Three tips to be ready for WodapAlooza

Wodapalooza is upon us!

We are now five weeks out from the throwdown in Miami. This timeframe marks the final push for a competitive training block within a program. So I want to talk about three things you can start to think about as you plan out your training or your athlete’s training.

The competition phase itself.

Within a program, you need to adjust the training blocks around the goal and ensure that you are teetering back and forth between intensity and volume. That is essentially the simplest way to explain periodization. It is the eloquent balance of intensity and volume in a manner to progressively build/increase someone’s capacity around the needs of their sport. With this training plan, it is very hard - in fact, almost impossible - for a human body to endure intensity and volume over a long period of time. Generally speaking, eight weeks out from a major event will normally mark the start of a competitive training block. This will vary for some, but from a blueprint/big picture perspective, this time will do the job. During this competitive training block, there are a few things that you need to do. However, the biggest focus needs to be the demands of the sport, the rigors of the event, and the fine-tuning of the skills.

So, athletes should start to train across the days of the competition; for WZA this will be shifting their training to a Monday / Tuesday/ Thursday - Sunday block (since WZA is Th-Sunday). When they shift will vary based on the event, but the newer athletes will need more time to adjust to this, while the more seasoned athletes may only need 2-3 weeks here. Athletes also need to work on building movement fatigue and resilience across multiple days. What this means, is doing similar movements multiple times (within a day or across the days). Athletes need to work on getting accustomed to the environment and competition times (which may be different from their normal training schedule). The purpose of the competition phase is to take the athlete’s fitness and get them conditioned by factoring in the environment and circumstance of their sport.

Fueling around competition.

During this time, it is also important to start training athletes’ fuel. Now, we all know that you are not changing anything up. IF ANYTHING, you will increase intake to coincide with the volume that athletes are adhering to, and/or you may need to increase water based on increased sweating due to volume or heat familiarity. But athletes need to get used to eating at different times, be able to perform with prominent liquid calories in their system, and prepare how and what they are going to eat around and during competition. When you compete at WZA, there are a lot of factors that can throw off your hunger/or desire to eat from the heat, competing, stress, and times that you are competing. An important detail is training this so that your body is familiar with what may come so that it is not another new stressor that can throw off performance. 

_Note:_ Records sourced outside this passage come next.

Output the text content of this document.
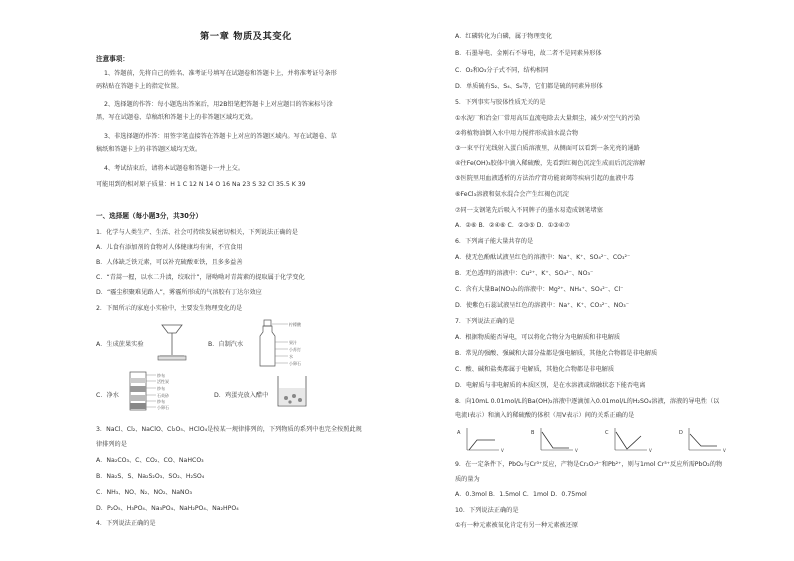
第一章 物质及其变化
注意事项：
1、答题前，先将自己的姓名、准考证号填写在试题卷和答题卡上，并将准考证号条形
码粘贴在答题卡上的指定位置。
2、选择题的作答：每小题选出答案后，用2B铅笔把答题卡上对应题目的答案标号涂
黑，写在试题卷、草稿纸和答题卡上的非答题区域均无效。
3、非选择题的作答：用签字笔直接答在答题卡上对应的答题区域内。写在试题卷、草
稿纸和答题卡上的非答题区域均无效。
4、考试结束后，请将本试题卷和答题卡一并上交。
可能用到的相对原子质量：H 1 C 12 N 14 O 16 Na 23 S 32 Cl 35.5 K 39
一、选择题（每小题3分，共30分）
1．化学与人类生产、生活、社会可持续发展密切相关，下列说法正确的是
A．儿食有添加剂的食物对人体健康均有害，不宜食用
B．人体缺乏铁元素，可以补充硫酸亚铁，且多多益善
C．“青蒿一握，以水二升渍，绞取汁”，屠呦呦对青蒿素的提取属于化学变化
D．“霾尘积聚难见路人”，雾霾所形成的气溶胶有丁达尔效应
2．下图所示的家庭小实验中，主要发生物理变化的是
A．生成蔗果实验
柠檬酸
果汁
小苏打
水
小卵石
B．自制汽水
纱布
活性炭
纱布
石英砂
纱布
小卵石
C．净水	D．鸡蛋壳放入醋中
3．NaCl、Cl₂、NaClO、Cl₂O₅、HClO₄是按某一规律排列的，下列物质的系列中也完全按照此规
律排列的是
A．Na₂CO₃、C、CO₂、CO、NaHCO₃
B．Na₂S、S、Na₂S₂O₃、SO₂、H₂SO₄
C．NH₃、NO、N₂、NO₂、NaNO₃
D．P₂O₅、H₃PO₄、Na₃PO₄、NaH₂PO₄、Na₂HPO₄
4．下列说法正确的是
A．红磷转化为白磷，属于物理变化
B．石墨导电、金刚石不导电，故二者不是同素异形体
C．O₂和O₃分子式不同，结构相同
D．单质硫有S₂、S₄、S₆等，它们都是硫的同素异形体
5．下列事实与胶体性质无关的是
①水泥厂和冶金厂常用高压直流电除去大量烟尘，减少对空气的污染
②将植物油倒入水中用力搅拌形成油水混合物
③一束平行光线射入蛋白质溶液里，从侧面可以看到一条光亮的通路
④往Fe(OH)₃胶体中滴入稀硫酸，先看到红褐色沉淀生成而后沉淀溶解
⑤医院里用血液透析的方法治疗肾功能衰竭等疾病引起的血液中毒
⑥FeCl₃溶液和氨水混合会产生红褐色沉淀
⑦同一支钢笔先后吸入不同牌子的墨水易造成钢笔堵塞
A．②⑥ B．②④⑥ C．②③⑤ D．①③④⑦
6．下列离子能大量共存的是
A．使无色酚酞试液呈红色的溶液中：Na⁺、K⁺、SO₄²⁻、CO₃²⁻
B．无色透明的溶液中：Cu²⁺、K⁺、SO₄²⁻、NO₃⁻
C．含有大量Ba(NO₃)₂的溶液中：Mg²⁺、NH₄⁺、SO₄²⁻、Cl⁻
D．使紫色石蕊试液呈红色的溶液中：Na⁺、K⁺、CO₃²⁻、NO₃⁻
7．下列说法正确的是
A．根据物质能否导电，可以将化合物分为电解质和非电解质
B．常见的强酸、强碱和大部分盐都是强电解质，其他化合物都是非电解质
C．酸、碱和盐类都属于电解质，其他化合物都是非电解质
D．电解质与非电解质的本质区别，是在水溶液或熔融状态下能否电离
8．向10mL 0.01mol/L的Ba(OH)₂溶液中逐滴加入0.01mol/L的H₂SO₄溶液，溶液的导电性（以
电流I表示）和滴入的稀硫酸的体积（用V表示）间的关系正确的是
A
V
B
V
C
V
D
V
9．在一定条件下，PbO₂与Cr³⁺反应，产物是Cr₂O₇²⁻和Pb²⁺，则与1mol Cr³⁺反应所需PbO₂的物
质的量为
A．0.3mol B．1.5mol C．1mol D．0.75mol
10．下列说法正确的是
①有一种元素被氧化肯定有另一种元素被还原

Adding in a few more circuits of anaerobic lactate work.

What do I mean by anaerobic lactate training? I am referring to twenty to forty five seconds of pure max effort output with optimal recovery time (three to six minutes). What am I referring to with circuits? I am talking about monostructural work (air bike, running, rowing, biking, sleds) for one to three sets and eventually progressing to mixed modal movements that allow for the prescription to be expressed. Now, we know that there will be intensity during competition weekends, however, they probably are not touching pure anaerobic lactate events. So I would recommend putting one in on a Tuesday to build resilience and fatigue resistance for when they experience this at WzA.

The most important thing we can do as coaches is make sure our athletes feel ready and prepared. If they do, then they will be confident. And when they feel confident, magic can happen on the floor!